Author: John Farley
Cloud service provider Rackspace reported a significant outage on December 2, 2022 and remains down as of this writing. What was initially described as an issue related to connectivity and login issues is now being reported as a security incident. It has the potential to impact a large number of Rackspace clients.
What we know now about the Rackspace outage
The current outage is affecting Rackspace's hosted Microsoft Exchange environments. The impacted services includes MAPI/RPC, POP, IMAP, SMTP, ActiveSync, and the Outlook Web Access (OWA) interface used to access the Hosted Exchange to manage email online. According to Rackspace, the issue is "isolated to a portion of our Hosted Exchange platform."*
Rackspace advisory and response
In response to the incident, Rackspace is offering affected customers free Microsoft Exchange Online Plan 1 licenses until the outage is resolved.
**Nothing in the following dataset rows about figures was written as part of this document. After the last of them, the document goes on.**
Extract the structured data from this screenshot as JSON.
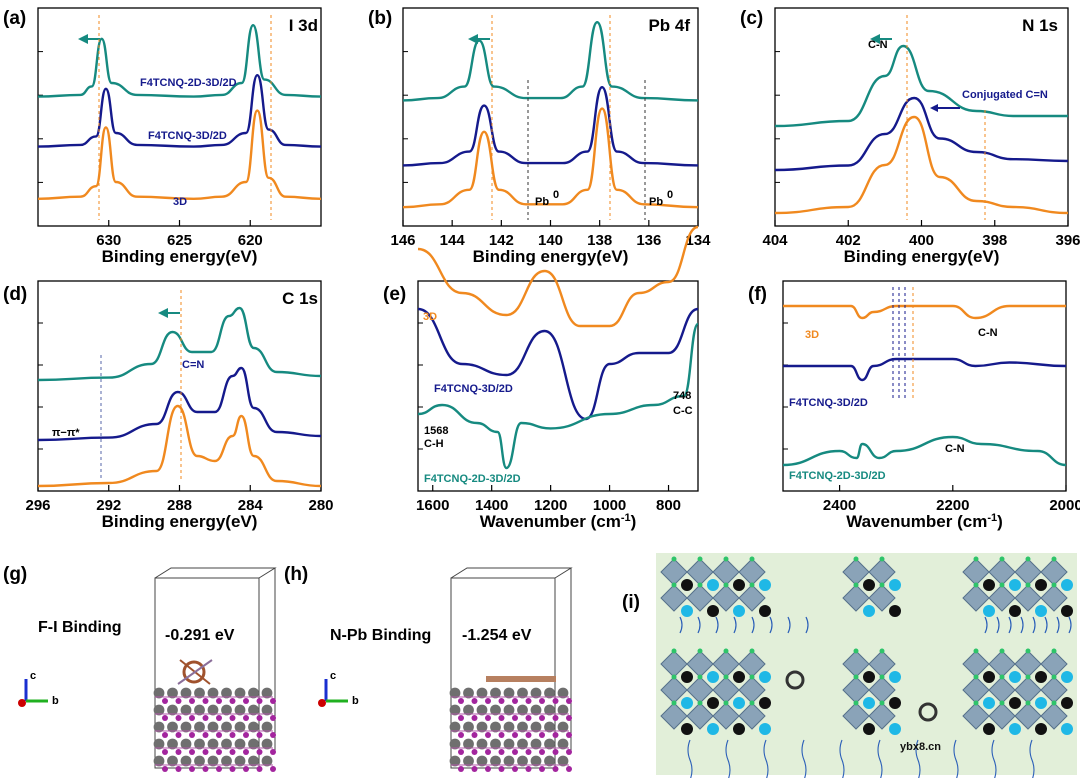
{
  "colors": {
    "teal": "#168a80",
    "navy": "#151a8c",
    "orange": "#f0891f",
    "lightgreen": "#e2efd9"
  },
  "chart_data": [
    {
      "id": "a",
      "type": "line",
      "panel_label": "(a)",
      "corner_title": "I 3d",
      "xlabel": "Binding energy(eV)",
      "xlim": [
        635,
        615
      ],
      "x_ticks": [
        "630",
        "625",
        "620"
      ],
      "series": [
        {
          "name": "3D",
          "color": "orange",
          "x": [
            635,
            632,
            630.9,
            630.2,
            629.5,
            628,
            624,
            622,
            620.3,
            619.5,
            618.7,
            617.5,
            615
          ],
          "y": [
            1,
            1.5,
            4,
            18,
            5,
            1.5,
            1,
            1.5,
            5,
            22,
            6,
            1.5,
            1
          ]
        },
        {
          "name": "F4TCNQ-3D/2D",
          "color": "navy",
          "x": [
            635,
            632,
            630.9,
            630.2,
            629.5,
            628,
            624,
            622,
            620.3,
            619.5,
            618.7,
            617.5,
            615
          ],
          "y": [
            1,
            1.5,
            4,
            18,
            5,
            1.5,
            1,
            1.5,
            5,
            22,
            6,
            1.5,
            1
          ]
        },
        {
          "name": "F4TCNQ-2D-3D/2D",
          "color": "teal",
          "x": [
            635,
            632,
            631.2,
            630.5,
            629.8,
            628,
            624,
            622,
            620.6,
            619.8,
            619,
            617.5,
            615
          ],
          "y": [
            1,
            1.5,
            4,
            18,
            5,
            1.5,
            1,
            1.5,
            5,
            22,
            6,
            1.5,
            1
          ]
        }
      ]
    },
    {
      "id": "b",
      "type": "line",
      "panel_label": "(b)",
      "corner_title": "Pb 4f",
      "xlabel": "Binding energy(eV)",
      "xlim": [
        146,
        134
      ],
      "x_ticks": [
        "146",
        "144",
        "142",
        "140",
        "138",
        "136",
        "134"
      ],
      "annotations": [
        "Pb",
        "0",
        "Pb",
        "0"
      ],
      "series": [
        {
          "name": "3D",
          "color": "orange",
          "x": [
            146,
            144.5,
            143.3,
            142.7,
            142.1,
            141,
            139.5,
            138.5,
            137.9,
            137.3,
            136.2,
            134
          ],
          "y": [
            1,
            1.5,
            4,
            14,
            4,
            1.5,
            1.5,
            4,
            18,
            4,
            1.5,
            1
          ]
        },
        {
          "name": "F4TCNQ-3D/2D",
          "color": "navy",
          "x": [
            146,
            144.5,
            143.3,
            142.7,
            142.1,
            141,
            139.5,
            138.5,
            137.9,
            137.3,
            136.2,
            134
          ],
          "y": [
            1,
            1.5,
            4,
            14,
            4,
            1.5,
            1.5,
            4,
            18,
            4,
            1.5,
            1
          ]
        },
        {
          "name": "F4TCNQ-2D-3D/2D",
          "color": "teal",
          "x": [
            146,
            144.6,
            143.5,
            142.9,
            142.3,
            141,
            139.6,
            138.7,
            138.1,
            137.5,
            136.2,
            134
          ],
          "y": [
            1,
            1.5,
            4,
            14,
            4,
            1.5,
            1.5,
            4,
            18,
            4,
            1.5,
            1
          ]
        }
      ]
    },
    {
      "id": "c",
      "type": "line",
      "panel_label": "(c)",
      "corner_title": "N 1s",
      "xlabel": "Binding energy(eV)",
      "xlim": [
        404,
        396
      ],
      "x_ticks": [
        "404",
        "402",
        "400",
        "398",
        "396"
      ],
      "annotations": [
        "C-N",
        "Conjugated C=N"
      ],
      "series": [
        {
          "name": "3D",
          "color": "orange",
          "x": [
            404,
            402,
            401,
            400.2,
            399.5,
            398.5,
            397.5,
            396
          ],
          "y": [
            0,
            0.5,
            4,
            8,
            3,
            1,
            0.5,
            0
          ]
        },
        {
          "name": "F4TCNQ-3D/2D",
          "color": "navy",
          "x": [
            404,
            402,
            401,
            400.2,
            399.5,
            398.5,
            397.5,
            396
          ],
          "y": [
            0,
            0.5,
            4,
            8,
            3.5,
            2,
            1.2,
            1
          ]
        },
        {
          "name": "F4TCNQ-2D-3D/2D",
          "color": "teal",
          "x": [
            404,
            402,
            401,
            400.5,
            399.8,
            398.5,
            397.5,
            396
          ],
          "y": [
            0,
            0.5,
            5,
            8,
            3.5,
            1.5,
            1,
            1
          ]
        }
      ]
    },
    {
      "id": "d",
      "type": "line",
      "panel_label": "(d)",
      "corner_title": "C 1s",
      "xlabel": "Binding energy(eV)",
      "xlim": [
        296,
        280
      ],
      "x_ticks": [
        "296",
        "292",
        "288",
        "284",
        "280"
      ],
      "annotations": [
        "C=N",
        "π−π*"
      ],
      "series": [
        {
          "name": "3D",
          "color": "orange",
          "x": [
            296,
            292,
            289.3,
            288.1,
            287,
            286,
            285,
            284.5,
            283.8,
            282.5,
            280
          ],
          "y": [
            0,
            0.3,
            1.5,
            8,
            3,
            2.5,
            5,
            7,
            3,
            0.5,
            0
          ]
        },
        {
          "name": "F4TCNQ-3D/2D",
          "color": "navy",
          "x": [
            296,
            292,
            289.3,
            288.1,
            287,
            286,
            285,
            284.5,
            283.8,
            282.5,
            280
          ],
          "y": [
            0,
            0.3,
            2,
            6,
            3.5,
            3.5,
            8,
            9,
            4,
            1,
            0.5
          ]
        },
        {
          "name": "F4TCNQ-2D-3D/2D",
          "color": "teal",
          "x": [
            296,
            292,
            289.6,
            288.4,
            287.3,
            286.2,
            285.2,
            284.6,
            283.8,
            282.5,
            280
          ],
          "y": [
            0,
            0.3,
            2,
            6,
            3.5,
            3.5,
            8,
            9,
            4,
            1,
            0.5
          ]
        }
      ]
    },
    {
      "id": "e",
      "type": "line",
      "panel_label": "(e)",
      "xlabel": "Wavenumber (cm",
      "xlabel_sup": "-1",
      "xlabel_end": ")",
      "xlim": [
        1650,
        700
      ],
      "x_ticks": [
        "1600",
        "1400",
        "1200",
        "1000",
        "800"
      ],
      "annotations": [
        "1568",
        "C-H",
        "748",
        "C-C"
      ],
      "series": [
        {
          "name": "3D",
          "color": "orange",
          "x": [
            1650,
            1500,
            1350,
            1220,
            1100,
            1000,
            900,
            800,
            700
          ],
          "y": [
            4,
            2,
            1,
            3,
            0.5,
            0.5,
            2,
            2.5,
            5
          ]
        },
        {
          "name": "F4TCNQ-3D/2D",
          "color": "navy",
          "x": [
            1650,
            1500,
            1350,
            1220,
            1080,
            1000,
            900,
            800,
            700
          ],
          "y": [
            4,
            1.5,
            1,
            3,
            -1,
            1.5,
            2,
            2,
            4
          ]
        },
        {
          "name": "F4TCNQ-2D-3D/2D",
          "color": "teal",
          "x": [
            1650,
            1568,
            1450,
            1380,
            1350,
            1300,
            1200,
            1000,
            850,
            748,
            700
          ],
          "y": [
            1,
            1.5,
            0.5,
            0,
            -2,
            0.5,
            0.2,
            1,
            1.5,
            2,
            6
          ]
        }
      ]
    },
    {
      "id": "f",
      "type": "line",
      "panel_label": "(f)",
      "xlabel": "Wavenumber (cm",
      "xlabel_sup": "-1",
      "xlabel_end": ")",
      "xlim": [
        2500,
        2000
      ],
      "x_ticks": [
        "2400",
        "2200",
        "2000"
      ],
      "annotations": [
        "C-N",
        "C-N"
      ],
      "series": [
        {
          "name": "3D",
          "color": "orange",
          "x": [
            2500,
            2380,
            2360,
            2340,
            2300,
            2200,
            2160,
            2100,
            2000
          ],
          "y": [
            4,
            4,
            2,
            3,
            4,
            4,
            2,
            4,
            4
          ]
        },
        {
          "name": "F4TCNQ-3D/2D",
          "color": "navy",
          "x": [
            2500,
            2380,
            2360,
            2340,
            2300,
            2200,
            2160,
            2100,
            2000
          ],
          "y": [
            2,
            2,
            0,
            2,
            3,
            3,
            2,
            2.5,
            2
          ]
        },
        {
          "name": "F4TCNQ-2D-3D/2D",
          "color": "teal",
          "x": [
            2500,
            2400,
            2370,
            2360,
            2330,
            2300,
            2200,
            2150,
            2050,
            2000
          ],
          "y": [
            0,
            2,
            1,
            3,
            1,
            2,
            4,
            3,
            2,
            0
          ]
        }
      ]
    }
  ],
  "panels": {
    "g": {
      "label": "(g)",
      "title": "F-I Binding",
      "energy": "-0.291 eV"
    },
    "h": {
      "label": "(h)",
      "title": "N-Pb Binding",
      "energy": "-1.254 eV"
    },
    "i": {
      "label": "(i)"
    },
    "axis_triad": {
      "c": "c",
      "b": "b"
    }
  },
  "watermark": "ybx8.cn"
}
Detailed instructions on how to activate the free licenses and how to migrate users' mailboxes to Microsoft 365 are available in Rackspace's incident report.*
While there's no estimated time frame for full restoration of services, Rackspace has indicated that it may take several days.
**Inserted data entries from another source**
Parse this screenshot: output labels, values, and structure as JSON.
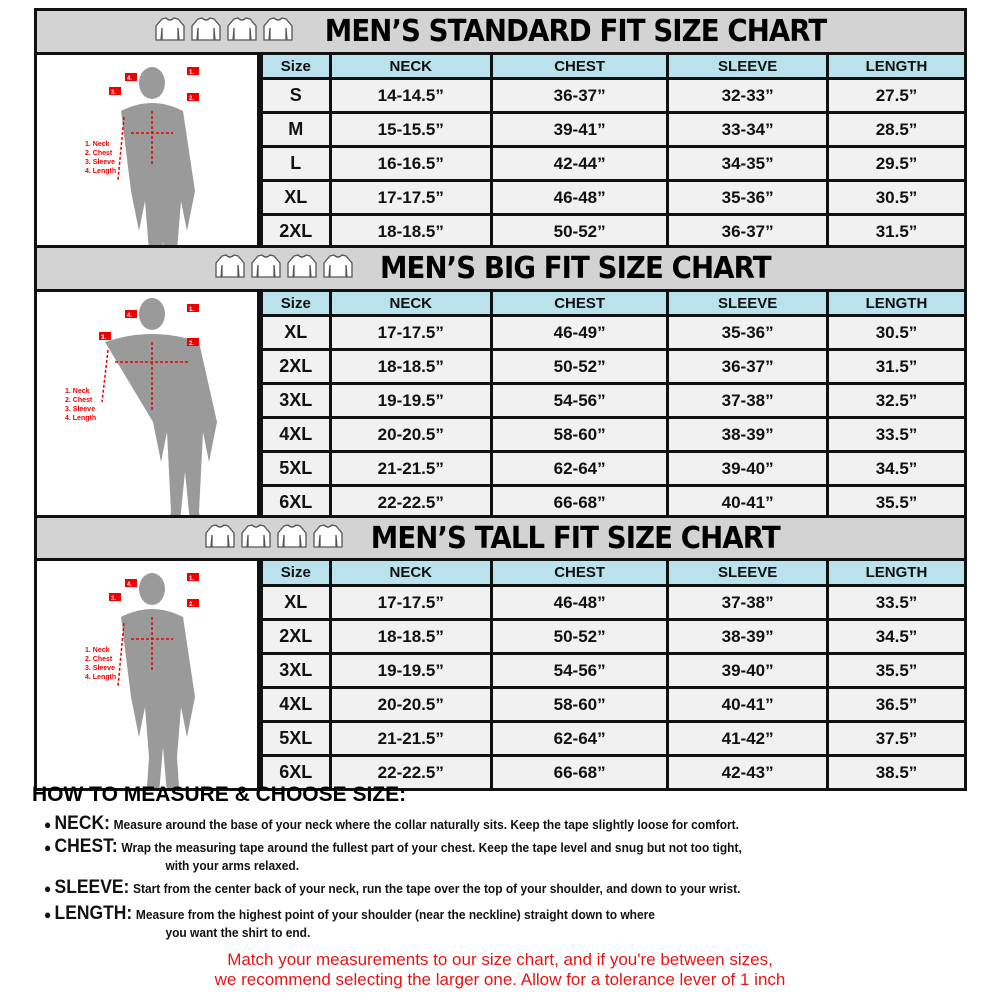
{
  "charts": [
    {
      "title": "MEN’S STANDARD FIT SIZE CHART",
      "headers": [
        "Size",
        "NECK",
        "CHEST",
        "SLEEVE",
        "LENGTH"
      ],
      "rows": [
        [
          "S",
          "14-14.5”",
          "36-37”",
          "32-33”",
          "27.5”"
        ],
        [
          "M",
          "15-15.5”",
          "39-41”",
          "33-34”",
          "28.5”"
        ],
        [
          "L",
          "16-16.5”",
          "42-44”",
          "34-35”",
          "29.5”"
        ],
        [
          "XL",
          "17-17.5”",
          "46-48”",
          "35-36”",
          "30.5”"
        ],
        [
          "2XL",
          "18-18.5”",
          "50-52”",
          "36-37”",
          "31.5”"
        ]
      ]
    },
    {
      "title": "MEN’S BIG FIT SIZE CHART",
      "headers": [
        "Size",
        "NECK",
        "CHEST",
        "SLEEVE",
        "LENGTH"
      ],
      "rows": [
        [
          "XL",
          "17-17.5”",
          "46-49”",
          "35-36”",
          "30.5”"
        ],
        [
          "2XL",
          "18-18.5”",
          "50-52”",
          "36-37”",
          "31.5”"
        ],
        [
          "3XL",
          "19-19.5”",
          "54-56”",
          "37-38”",
          "32.5”"
        ],
        [
          "4XL",
          "20-20.5”",
          "58-60”",
          "38-39”",
          "33.5”"
        ],
        [
          "5XL",
          "21-21.5”",
          "62-64”",
          "39-40”",
          "34.5”"
        ],
        [
          "6XL",
          "22-22.5”",
          "66-68”",
          "40-41”",
          "35.5”"
        ]
      ]
    },
    {
      "title": "MEN’S TALL FIT SIZE CHART",
      "headers": [
        "Size",
        "NECK",
        "CHEST",
        "SLEEVE",
        "LENGTH"
      ],
      "rows": [
        [
          "XL",
          "17-17.5”",
          "46-48”",
          "37-38”",
          "33.5”"
        ],
        [
          "2XL",
          "18-18.5”",
          "50-52”",
          "38-39”",
          "34.5”"
        ],
        [
          "3XL",
          "19-19.5”",
          "54-56”",
          "39-40”",
          "35.5”"
        ],
        [
          "4XL",
          "20-20.5”",
          "58-60”",
          "40-41”",
          "36.5”"
        ],
        [
          "5XL",
          "21-21.5”",
          "62-64”",
          "41-42”",
          "37.5”"
        ],
        [
          "6XL",
          "22-22.5”",
          "66-68”",
          "42-43”",
          "38.5”"
        ]
      ]
    }
  ],
  "figure": {
    "markers": [
      "1.",
      "2.",
      "3.",
      "4."
    ],
    "legend": [
      "1. Neck",
      "2. Chest",
      "3. Sleeve",
      "4. Length"
    ]
  },
  "how": {
    "title": "HOW TO MEASURE & CHOOSE SIZE:",
    "items": [
      {
        "key": "NECK:",
        "text": "Measure around the base of your neck where the collar naturally sits. Keep the tape slightly loose for comfort.",
        "cont": ""
      },
      {
        "key": "CHEST:",
        "text": "Wrap the measuring tape around the fullest part of your chest. Keep the tape level and snug but not too tight,",
        "cont": "with your arms relaxed."
      },
      {
        "key": "SLEEVE:",
        "text": "Start from the center back of your neck, run the tape over the top of your shoulder, and down to your wrist.",
        "cont": ""
      },
      {
        "key": "LENGTH:",
        "text": "Measure from the highest point of your shoulder (near the neckline) straight down to where",
        "cont": "you want the shirt to end."
      }
    ],
    "note": [
      "Match your measurements to our size chart, and if you're between sizes,",
      "we recommend selecting the larger one. Allow for a tolerance lever of 1 inch"
    ]
  },
  "colors": {
    "header_bg": "#d3d3d3",
    "col_header": "#b9e2ed",
    "accent_red": "#e81414"
  }
}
Potential cybersecurity liabilities: What to do now
At this point in the investigation, it will be difficult to determine what liabilities, if any, may affect Rackspace clients. Questions remain regarding whether unauthorized parties may have accessed any sensitive information, whether the incident will spread to systems beyond the Microsoft Exchange environment, the length of downtime and the overall impact to their client's business operations as a result of this event.
As the investigation unfolds, we suggest affected organizations proactively assemble key members of their incident response teams who may need to respond in some way as more information becomes available. These key members may include general counsel, communications, information technology, business continuity and risk management departments. We suggest a thorough review of incident response plans to aid in any required strategic response.
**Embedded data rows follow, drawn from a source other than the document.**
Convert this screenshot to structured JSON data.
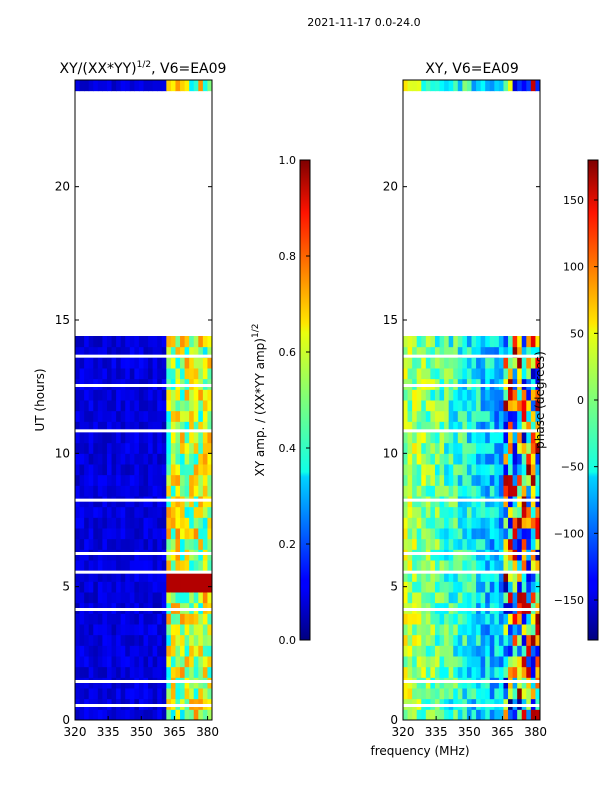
{
  "figure": {
    "suptitle": "2021-11-17 0.0-24.0",
    "xlabel": "frequency (MHz)"
  },
  "chart_data": [
    {
      "type": "heatmap",
      "title_base": "XY/(XX*YY)",
      "title_sup": "1/2",
      "title_suffix": ", V6=EA09",
      "ylabel": "UT (hours)",
      "xlim": [
        320,
        382
      ],
      "ylim": [
        0,
        24
      ],
      "xticks": [
        320,
        335,
        350,
        365,
        380
      ],
      "yticks": [
        0,
        5,
        10,
        15,
        20
      ],
      "colorbar": {
        "label_base": "XY amp. / (XX*YY amp)",
        "label_sup": "1/2",
        "range": [
          0.0,
          1.0
        ],
        "ticks": [
          "0.0",
          "0.2",
          "0.4",
          "0.6",
          "0.8",
          "1.0"
        ],
        "tick_values": [
          0.0,
          0.2,
          0.4,
          0.6,
          0.8,
          1.0
        ]
      },
      "data_coverage_hours": [
        [
          0.0,
          14.4
        ],
        [
          23.3,
          24.0
        ]
      ]
    },
    {
      "type": "heatmap",
      "title": "XY, V6=EA09",
      "ylabel": "",
      "xlim": [
        320,
        382
      ],
      "ylim": [
        0,
        24
      ],
      "xticks": [
        320,
        335,
        350,
        365,
        380
      ],
      "yticks": [
        0,
        5,
        10,
        15,
        20
      ],
      "colorbar": {
        "label": "phase (degrees)",
        "range": [
          -180,
          180
        ],
        "ticks": [
          "150",
          "100",
          "50",
          "0",
          "−50",
          "−100",
          "−150"
        ],
        "tick_values": [
          150,
          100,
          50,
          0,
          -50,
          -100,
          -150
        ]
      },
      "data_coverage_hours": [
        [
          0.0,
          14.4
        ],
        [
          23.3,
          24.0
        ]
      ]
    }
  ],
  "colors": {
    "jet_low": "#00007f",
    "jet_high": "#7f0000"
  }
}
Leveraging cyber insurance
Cyber insurance and other insurance policies may provide assistance to organizations that believe they were victimized by cyber threat actors, either directly or indirectly through a vendor. Many stand-alone cyber policies provide access to crisis services, including breach coaches, IT forensics investigators and several other breach response experts. Those with cyber insurance should be mindful of claim reporting obligations, requirements to utilize insurance panel breach response vendors, evidence preservation and issues that may impact attorney-client privilege.
Organizations should also be aware of the rapidly evolving cyber insurance products that may impact the scope of insurance coverage. The hardening 2022 cyber insurance market has spurred cyber insurers to use various methods to reduce their cascading losses for incidents such as the one that is unfolding at Rackspace. Sub-limits and coinsurance are often imposed for ransomware claims. Some carriers have increased waiting periods before coverage for business interruption coverage is triggered. Contingent business interruption coverage may be offered for losses as a result of an incident involving a key vendor, but buyers need to be mindful of potentially restrictive policy language. Cyber carriers may limit or exclude coverage related to specific cloud providers and other third parties.